Manche meinen ja, LINKE hätten sich mit ihrem #refugeeswelcome und der Liebe zu offenen Grenzen nur im Gutmenschen-Gefühlsdickicht verfangen und müssten durch Umkehr in die vorgebliche Realpolitik ihrer vermeintlichen „Stammwählerschaft“ wieder nähergebracht werden. Tatsächlich bleiben wir unserer traditionellen Philosophie der guten alten PDS treu.
Damals gab es eine ähnliche Diskussion bezogen auf die EU-Außengrenzen und deren drohendes Verschwinden. Gegen den Angst-Mainstream setzten wir Drei-Länder-Konferenzen in Görlitz und Zittau, betonten die Chancen durch polnische und tschechische Mieter in leerstehenden deutschen Wohnungen. Gegen den ruinösen Dumpinglohn-Wettbewerb stellten wir Mindestlöhne und grenzübergreifende Kooperation. Und so standen wir Arbeiterpartei im Unterschied zu vielen Konservativen unerschütterlich zur „Arbeitnehmer-Freizügigkeit“.
Als die Rufe nach Schutz immer lauter wurden, riefen wir als sächsische Fraktion zusammen mit der Brandenburger Linksfraktion, Bundestags- und Europaabgeordneten sowie politischen Repräsentanten verschiedener Ebenen in Polen und Tschechien eine gemeinsame grenzüberschreitende Kooperation ins Leben. Wir definierten die zu vertretenden Interessen als regional-europäische, nicht als nationale.
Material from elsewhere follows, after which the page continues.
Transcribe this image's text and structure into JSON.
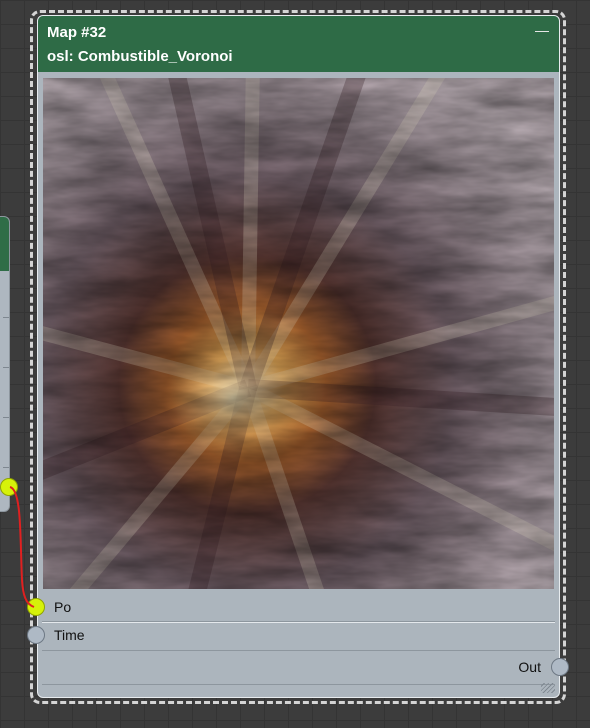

Heute 2017 hat uns die Geschichte Recht gegeben: Es sind polnische Bürger, die Wohnhäuser, Geschäfte und Straßen in Görlitz beleben. Zittau denkt gemeinsam mit Liberec. Kooperationen auch von Handwerksbetrieben sind keine Seltenheit mehr. Die Gastronomie der Oberlausitz wäre ohne die Arbeitskräfte auf den Nachbarländern längst zusammengebrochen. Faktisch hat sich unsere Position durchgesetzt – entstanden ist eine Win-win-Situation.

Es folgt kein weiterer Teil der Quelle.